The Chronicle of Higher Education reports that Lauren Rivera, Assistant Professor of Management & Organizations at Northwestern University, created several fictional resumes, including Ann’s – and supernova Julia’s to study the relationship between education and socio-economic attainment. Rivera submitted Ann and Julia’s resumes to managers at the most elite law firms in the country for review and comment. Julia is a Yale Law School graduate who is so exciting and accomplished that even a law firm recruiter can tell she’d be bored to death working in a posh law firm for two years – but she’s still a preferred candidate.

No recruiters at elite law firms thought Ann was worth a second look. They even called her boring. Crew team and the Olympics are hot; plain old intramurals are not. Building houses in Costa Rica and touring with a world famous orchestra are exciting; playing with the university marching band and volunteering with your local youth mentoring program are not. Climbing Mount Everest is recommended if you really want to make an impression.

So, Ann’s like you and me, not afraid of hard work, well-organized, living on a budget, and passionate about making a difference – and she doesn’t warrant a second look or an interview by top firms because she’s perceived as not being smart or savvy enough to get into or go to one of three super-elite and uber-desirable law schools, i.e.Yale, Harvard or Stanford. (Just those three? Pretty much.) Never mind whether she could afford to attend Yale, Harvard or Stanford, or had other reasons for choosing a local program, like family obligations or a great financial aid package or a scholarship. Never mind that Ann’s GPA is higher than Julia’s, and she has actually worked in a law firm and liked it.

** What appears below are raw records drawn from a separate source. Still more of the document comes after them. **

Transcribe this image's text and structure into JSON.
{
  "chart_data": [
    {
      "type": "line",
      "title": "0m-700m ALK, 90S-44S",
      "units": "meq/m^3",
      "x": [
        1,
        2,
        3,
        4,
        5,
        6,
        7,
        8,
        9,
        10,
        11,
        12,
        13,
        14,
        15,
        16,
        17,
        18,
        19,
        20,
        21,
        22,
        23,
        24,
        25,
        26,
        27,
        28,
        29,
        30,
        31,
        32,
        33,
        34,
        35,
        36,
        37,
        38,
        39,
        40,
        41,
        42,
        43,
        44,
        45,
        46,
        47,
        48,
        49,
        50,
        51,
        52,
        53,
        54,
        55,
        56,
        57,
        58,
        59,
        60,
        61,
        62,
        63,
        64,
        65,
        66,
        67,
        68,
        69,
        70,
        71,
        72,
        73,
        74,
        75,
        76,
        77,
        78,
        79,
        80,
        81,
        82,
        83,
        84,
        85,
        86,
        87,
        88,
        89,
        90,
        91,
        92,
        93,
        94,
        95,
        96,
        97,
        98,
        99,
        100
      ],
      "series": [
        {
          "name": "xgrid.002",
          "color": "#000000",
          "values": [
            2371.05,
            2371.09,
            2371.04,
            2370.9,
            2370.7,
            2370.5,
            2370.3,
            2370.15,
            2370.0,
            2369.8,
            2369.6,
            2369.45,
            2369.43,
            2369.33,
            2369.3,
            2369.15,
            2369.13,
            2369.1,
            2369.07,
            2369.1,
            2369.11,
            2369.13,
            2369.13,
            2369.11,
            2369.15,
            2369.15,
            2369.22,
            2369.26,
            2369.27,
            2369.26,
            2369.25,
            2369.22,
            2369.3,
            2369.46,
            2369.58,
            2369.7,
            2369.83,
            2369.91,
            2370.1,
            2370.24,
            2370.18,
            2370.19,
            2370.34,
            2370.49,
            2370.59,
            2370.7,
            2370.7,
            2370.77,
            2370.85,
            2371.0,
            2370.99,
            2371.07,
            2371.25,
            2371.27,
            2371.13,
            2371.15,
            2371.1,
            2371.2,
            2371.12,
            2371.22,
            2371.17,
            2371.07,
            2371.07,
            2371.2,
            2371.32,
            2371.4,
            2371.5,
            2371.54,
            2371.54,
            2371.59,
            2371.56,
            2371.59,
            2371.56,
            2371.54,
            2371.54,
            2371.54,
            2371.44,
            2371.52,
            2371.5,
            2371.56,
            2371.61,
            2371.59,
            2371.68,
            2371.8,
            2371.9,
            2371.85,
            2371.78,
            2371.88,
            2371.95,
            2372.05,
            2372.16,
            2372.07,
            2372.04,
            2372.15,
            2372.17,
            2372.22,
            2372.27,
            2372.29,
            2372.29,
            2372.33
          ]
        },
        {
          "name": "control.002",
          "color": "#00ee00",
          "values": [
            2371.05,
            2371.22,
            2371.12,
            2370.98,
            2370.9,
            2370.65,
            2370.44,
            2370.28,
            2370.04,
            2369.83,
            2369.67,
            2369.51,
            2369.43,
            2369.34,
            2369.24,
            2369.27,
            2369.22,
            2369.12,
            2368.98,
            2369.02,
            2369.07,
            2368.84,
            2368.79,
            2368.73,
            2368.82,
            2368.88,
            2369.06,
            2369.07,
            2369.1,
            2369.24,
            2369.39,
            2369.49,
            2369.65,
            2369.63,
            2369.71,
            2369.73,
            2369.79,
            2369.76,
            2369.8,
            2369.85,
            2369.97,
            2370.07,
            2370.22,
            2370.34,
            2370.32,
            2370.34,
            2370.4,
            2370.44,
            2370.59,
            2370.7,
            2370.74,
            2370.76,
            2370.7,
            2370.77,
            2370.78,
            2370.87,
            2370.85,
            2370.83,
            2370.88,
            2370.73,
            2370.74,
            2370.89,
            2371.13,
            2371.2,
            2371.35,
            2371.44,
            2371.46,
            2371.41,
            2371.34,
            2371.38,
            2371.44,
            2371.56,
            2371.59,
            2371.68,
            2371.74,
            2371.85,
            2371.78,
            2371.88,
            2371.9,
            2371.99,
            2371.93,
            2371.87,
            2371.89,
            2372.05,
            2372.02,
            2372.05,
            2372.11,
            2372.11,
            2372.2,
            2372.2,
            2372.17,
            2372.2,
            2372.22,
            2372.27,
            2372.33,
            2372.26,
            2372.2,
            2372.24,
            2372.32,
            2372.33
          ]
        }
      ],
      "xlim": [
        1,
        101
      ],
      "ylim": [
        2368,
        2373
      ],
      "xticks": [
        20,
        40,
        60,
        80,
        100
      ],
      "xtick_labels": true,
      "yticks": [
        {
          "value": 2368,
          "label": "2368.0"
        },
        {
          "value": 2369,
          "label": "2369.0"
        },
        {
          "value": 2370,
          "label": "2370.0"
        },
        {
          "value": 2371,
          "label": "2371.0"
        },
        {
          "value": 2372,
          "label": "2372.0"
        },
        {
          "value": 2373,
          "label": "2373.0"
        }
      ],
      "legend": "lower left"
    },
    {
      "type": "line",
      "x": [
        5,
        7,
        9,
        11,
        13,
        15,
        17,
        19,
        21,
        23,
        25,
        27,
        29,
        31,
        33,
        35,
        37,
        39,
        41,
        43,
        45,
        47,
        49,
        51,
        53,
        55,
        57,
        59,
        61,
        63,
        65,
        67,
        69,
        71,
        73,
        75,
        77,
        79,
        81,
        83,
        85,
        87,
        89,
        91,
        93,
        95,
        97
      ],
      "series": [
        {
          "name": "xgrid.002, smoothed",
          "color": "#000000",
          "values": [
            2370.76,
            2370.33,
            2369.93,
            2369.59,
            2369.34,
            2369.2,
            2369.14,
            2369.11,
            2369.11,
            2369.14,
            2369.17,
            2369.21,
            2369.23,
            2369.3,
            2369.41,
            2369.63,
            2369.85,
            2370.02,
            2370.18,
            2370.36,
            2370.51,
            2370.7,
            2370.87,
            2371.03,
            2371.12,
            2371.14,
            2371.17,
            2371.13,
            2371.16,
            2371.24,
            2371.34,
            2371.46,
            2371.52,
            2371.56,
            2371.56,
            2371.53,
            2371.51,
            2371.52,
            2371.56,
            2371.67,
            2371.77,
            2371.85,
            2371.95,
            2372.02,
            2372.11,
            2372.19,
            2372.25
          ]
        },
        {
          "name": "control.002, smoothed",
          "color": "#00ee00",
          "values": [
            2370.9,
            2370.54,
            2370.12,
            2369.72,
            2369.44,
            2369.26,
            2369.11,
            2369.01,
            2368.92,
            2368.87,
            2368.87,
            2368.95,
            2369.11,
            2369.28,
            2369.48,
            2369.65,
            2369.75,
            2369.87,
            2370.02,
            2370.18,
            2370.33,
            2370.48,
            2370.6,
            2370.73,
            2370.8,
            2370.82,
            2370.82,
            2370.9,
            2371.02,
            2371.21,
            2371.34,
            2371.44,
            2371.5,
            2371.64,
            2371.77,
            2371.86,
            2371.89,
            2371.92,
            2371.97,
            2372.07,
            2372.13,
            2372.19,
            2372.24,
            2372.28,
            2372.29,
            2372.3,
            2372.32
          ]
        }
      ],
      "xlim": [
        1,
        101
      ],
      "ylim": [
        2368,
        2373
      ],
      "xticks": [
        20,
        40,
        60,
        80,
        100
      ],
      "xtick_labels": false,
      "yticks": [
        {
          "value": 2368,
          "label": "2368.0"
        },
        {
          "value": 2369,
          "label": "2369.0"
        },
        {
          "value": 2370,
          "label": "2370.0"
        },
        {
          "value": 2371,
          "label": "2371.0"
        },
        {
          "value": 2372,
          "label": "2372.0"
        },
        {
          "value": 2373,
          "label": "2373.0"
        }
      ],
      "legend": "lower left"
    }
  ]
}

Maybe Rivera should do a different study and submit Ann and Julia’s resumes to legal staffers who have worked more than two decades for successful lawyers and law firms. I bet the conclusions would be very different. Ann would be voted most likely to succeed in the real world and best lawyer to work for, while Julia would be voted most likely to waste a law firm’s time for two years and alienate lesser mortals, like the staff and clients who lack an equivalent pedigree.